Download raw body.
sys/iwx: support of 160Mhz window at 5Ghz
On Sun, Mar 22, 2026 at 09:07:37PM +0100, Kirill A. Korinsky wrote: > Unfortently, the machine with iwx can't move beyond ~300 mbps. I've tried > both iwx and 1G Ethernet as USB dognle, so, I can't prove that. Our USB stack tends to be slow, yes. I've seen this with my Ethernet dongles as well. > But Unifi thinks that this machine is connected as 42 dBm Ch. 64 (5 GHz, 160 > MHz) and it says: Rx Rate 780 Mbps; Tx Rate 1.17 Gbps. This tells us that 160 MHz is definitely working from the AP towards iwx. 1.17 Gbps can only occur with a 160 Mhz channel. But this doesn't tell us whether 160MHz Tx from iwx to the AP is working because 780mbps is ambiguous. It could be MCS 8 or 9 at 80 MHZ or MCS 4 at 160 MHz (assuming 2 streams). See mcsindex.com The AP could simply be listing the client as 160MHz-capable based on what iwx is sending in VHT capabilities. I don't believe that the Tx side is necessarily broken.

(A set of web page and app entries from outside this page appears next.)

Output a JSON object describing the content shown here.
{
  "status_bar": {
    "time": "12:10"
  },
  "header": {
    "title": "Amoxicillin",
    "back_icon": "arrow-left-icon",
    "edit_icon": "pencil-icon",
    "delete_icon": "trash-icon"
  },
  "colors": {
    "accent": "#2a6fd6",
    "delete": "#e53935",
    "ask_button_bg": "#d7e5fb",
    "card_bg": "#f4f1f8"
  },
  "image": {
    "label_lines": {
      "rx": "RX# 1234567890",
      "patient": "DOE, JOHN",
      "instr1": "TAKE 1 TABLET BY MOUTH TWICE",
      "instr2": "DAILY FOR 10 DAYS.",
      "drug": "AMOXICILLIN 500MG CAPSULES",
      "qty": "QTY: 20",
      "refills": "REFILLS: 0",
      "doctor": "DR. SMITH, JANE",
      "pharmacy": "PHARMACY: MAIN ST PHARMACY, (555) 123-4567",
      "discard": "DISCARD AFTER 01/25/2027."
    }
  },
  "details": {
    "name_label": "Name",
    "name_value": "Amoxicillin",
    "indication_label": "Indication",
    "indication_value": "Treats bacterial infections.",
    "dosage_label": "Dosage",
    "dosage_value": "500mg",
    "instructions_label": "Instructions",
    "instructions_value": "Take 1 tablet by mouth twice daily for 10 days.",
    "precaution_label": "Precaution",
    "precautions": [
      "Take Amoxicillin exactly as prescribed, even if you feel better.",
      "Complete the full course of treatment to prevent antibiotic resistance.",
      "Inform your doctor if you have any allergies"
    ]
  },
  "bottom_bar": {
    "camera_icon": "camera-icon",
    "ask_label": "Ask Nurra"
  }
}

But it would be nice to see some evidence of iwx firmware deciding to use 160 Mhz bandwidth during transmit, just to confirm that the driver is configuring this correctly. > And in beacon I see: Channel Width: 80 MHz, 160 MHz or 80+80 MHz BSS > Bandwidth (1). I checked our net80211 headers first, which still list value 2 as 160 MHz. Turns out the 802.11 spec has since deprecated values 2 and 3. Wireshark is correct that this value by itself doesn't mean anything and can be set to 1 in all cases. We need to check the two bytes following this value specify the center frequency of two 80 MHz portions of a 160 MHz channel.